One can expect a long wait when making a network connecting from W-LAN to the router after being in suspend mode. Sometimes it seems as though there is no internet connection available, although one does in fact exist. In general the system appears to have problems waking up from suspend, as we often had to try restarting in order to reengage Android.
System Noise and Temperature
Operating noise and heat emissions are foreign concepts for the Toshiba Folio 100. Despite operating without a fan, the surface temperature only got to a maximum of 30.7°C.
The 2x 0.5 watt speakers have a limited maximum volume and only produce high sounds with a bit of garnishing in the mid-range. It is lacking in bass. Headphones or a separate speaker are definately advisable if one is looking for anything more than background noise or system sounds.
When connected to a power source, we measured a minimum current consumption of 2.3 watts up to a maximum of 4.5 watts. Under light load, an increase in its energy use is caused primarily by the display and radio module, which raise the values up to 3.1 watts. It was under full load, here with full-HD videos playing, that we exhausted the maximum measurement of 4.5 watts.
|Off / Standby||0.1 / 1.1 Watt|
|Idle|| 2.3 / 3 / 3.1 Watt|
3.6 / 4.5 Watt|
Key: min: , med: , max: Voltcraft VC 940
Toshiba equipped the Folio 100 with a strong 22.6 Wh battery which can be swapped out at the rear.

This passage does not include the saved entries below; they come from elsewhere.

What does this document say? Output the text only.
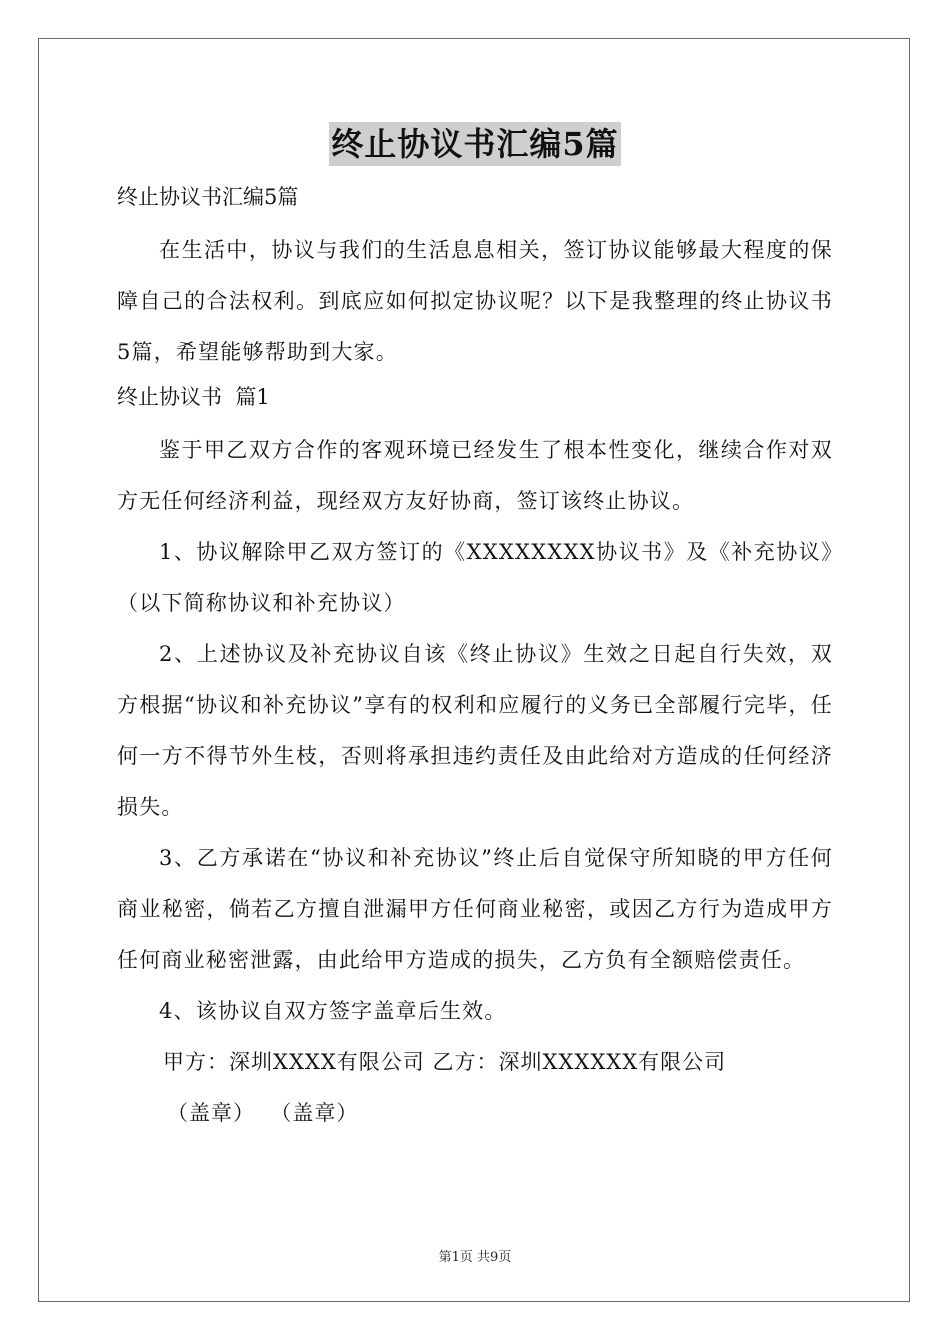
终止协议书汇编5篇
终止协议书汇编5篇

在生活中，协议与我们的生活息息相关，签订协议能够最大程度的保障自己的合法权利。到底应如何拟定协议呢？以下是我整理的终止协议书5篇，希望能够帮助到大家。

终止协议书  篇1

鉴于甲乙双方合作的客观环境已经发生了根本性变化，继续合作对双方无任何经济利益，现经双方友好协商，签订该终止协议。

1、协议解除甲乙双方签订的《XXXXXXXX协议书》及《补充协议》（以下简称协议和补充协议）

2、上述协议及补充协议自该《终止协议》生效之日起自行失效，双方根据“协议和补充协议”享有的权利和应履行的义务已全部履行完毕，任何一方不得节外生枝，否则将承担违约责任及由此给对方造成的任何经济损失。

3、乙方承诺在“协议和补充协议”终止后自觉保守所知晓的甲方任何商业秘密，倘若乙方擅自泄漏甲方任何商业秘密，或因乙方行为造成甲方任何商业秘密泄露，由此给甲方造成的损失，乙方负有全额赔偿责任。

4、该协议自双方签字盖章后生效。

甲方：深圳XXXX有限公司 乙方：深圳XXXXXX有限公司
（盖章）  （盖章）
第1页 共9页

This helps the tablet achieve a maximum runtime of 521 minutes. But this was achieved only with minimal brightness and all consumers switched off. Practically speaking, this applies at most to using it as a music player, whereby one can do without using the display making it capable of longer runtimes.
We got a runtime of 417 min. with W-LAN turned on, the display brightness level set at around 75% and while engaging a mix of browser tasks, music and diashow. With full display brightness, W-LAN and pure Internet surfing, its usable life is reduced to 358 min. It lasted 223 min. when a film with material suitable for the display was added to the mix. Those wanting to play Full-HD material (1080p) have to make do with a runtime of 189 min, whereby also in this case, using it as a player via HDMI means the display normally remains off and should thereby increase the runtimes a bit. The same scenario with all the consumers turned on reduces the minimum useable life to 151 min.

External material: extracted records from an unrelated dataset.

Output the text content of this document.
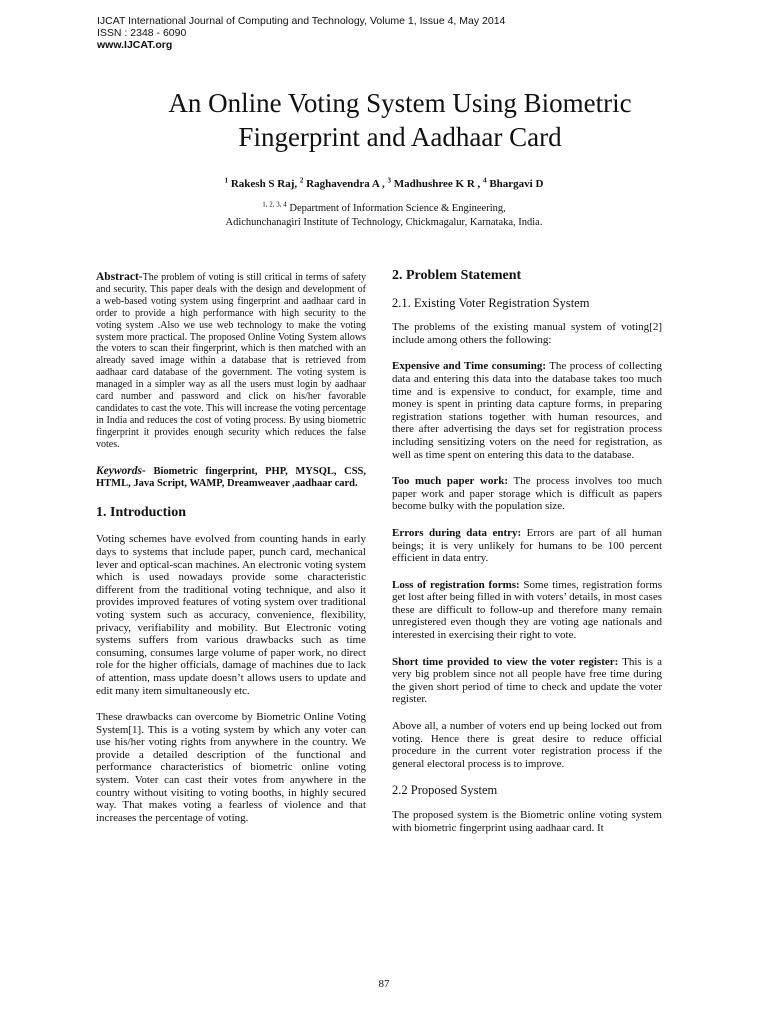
IJCAT International Journal of Computing and Technology, Volume 1, Issue 4, May 2014
ISSN : 2348 - 6090
www.IJCAT.org
An Online Voting System Using Biometric
Fingerprint and Aadhaar Card
$^1$ Rakesh S Raj, $^2$ Raghavendra A , $^3$ Madhushree K R , $^4$ Bhargavi D
$^{1, 2, 3, 4}$ Department of Information Science & Engineering,
Adichunchanagiri Institute of Technology, Chickmagalur, Karnataka, India.

Abstract-The problem of voting is still critical in terms of safety and security. This paper deals with the design and development of a web-based voting system using fingerprint and aadhaar card in order to provide a high performance with high security to the voting system .Also we use web technology to make the voting system more practical. The proposed Online Voting System allows the voters to scan their fingerprint, which is then matched with an already saved image within a database that is retrieved from aadhaar card database of the government. The voting system is managed in a simpler way as all the users must login by aadhaar card number and password and click on his/her favorable candidates to cast the vote. This will increase the voting percentage in India and reduces the cost of voting process. By using biometric fingerprint it provides enough security which reduces the false votes.

Keywords- Biometric fingerprint, PHP, MYSQL, CSS, HTML, Java Script, WAMP, Dreamweaver ,aadhaar card.

1. Introduction

Voting schemes have evolved from counting hands in early days to systems that include paper, punch card, mechanical lever and optical-scan machines. An electronic voting system which is used nowadays provide some characteristic different from the traditional voting technique, and also it provides improved features of voting system over traditional voting system such as accuracy, convenience, flexibility, privacy, verifiability and mobility. But Electronic voting systems suffers from various drawbacks such as time consuming, consumes large volume of paper work, no direct role for the higher officials, damage of machines due to lack of attention, mass update doesn’t allows users to update and edit many item simultaneously etc.

These drawbacks can overcome by Biometric Online Voting System[1]. This is a voting system by which any voter can use his/her voting rights from anywhere in the country. We provide a detailed description of the functional and performance characteristics of biometric online voting system. Voter can cast their votes from anywhere in the country without visiting to voting booths, in highly secured way. That makes voting a fearless of violence and that increases the percentage of voting.

2. Problem Statement
2.1. Existing Voter Registration System

The problems of the existing manual system of voting[2] include among others the following:

Expensive and Time consuming: The process of collecting data and entering this data into the database takes too much time and is expensive to conduct, for example, time and money is spent in printing data capture forms, in preparing registration stations together with human resources, and there after advertising the days set for registration process including sensitizing voters on the need for registration, as well as time spent on entering this data to the database.

Too much paper work: The process involves too much paper work and paper storage which is difficult as papers become bulky with the population size.

Errors during data entry: Errors are part of all human beings; it is very unlikely for humans to be 100 percent efficient in data entry.

Loss of registration forms: Some times, registration forms get lost after being filled in with voters’ details, in most cases these are difficult to follow-up and therefore many remain unregistered even though they are voting age nationals and interested in exercising their right to vote.

Short time provided to view the voter register: This is a very big problem since not all people have free time during the given short period of time to check and update the voter register.

Above all, a number of voters end up being locked out from voting. Hence there is great desire to reduce official procedure in the current voter registration process if the general electoral process is to improve.

2.2 Proposed System

The proposed system is the Biometric online voting system with biometric fingerprint using aadhaar card. It

87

|Idle (without WLAN, min brightness)||8h 41min|
|WiFi Surfing||5h 58min|
|Load (maximum brightness)||2h 31min|
The Toshiba Folio has several merits which score well compared to some of the Android competitors. The display offers good maximum brightness, the range of equipment with webcam, card reader, USB, HDMI and docking port is impressive and Android 2.2 is already installed.
But not all Androids are created equal. The Folio doesn't have access to Google's Android Market which means that the range of apps is greatly limited and that it doesn't offer Flash Player. Being limited to FAT32-formatted memory also isn't exactly what one would expect.
On the other hand, it has a smooth interface operation and the battery runtimes in practice is quite appealing. Though the quality of the case is much better than on the Archos 101, it still doesn't reach the level of a Samsung Galaxy Tab or even an Apple iPad. It is also heavy and large.
Also limiting is the display, which is weak in contrast and produces images, which are very dependent on the viewing angle. It is also only suitable in some circumstances for use outdoors.
The performance potential of the hardware is good for an Android-tablet, but due to the lack of demanding apps, the strengths of the Nvidia Tegra 250 only come to light when depicting full-HD.
Overall, the Folio 100 can be used well as a multimedia- and surfing device so long as one can accept those limitations mentioned as well as the relatively high price.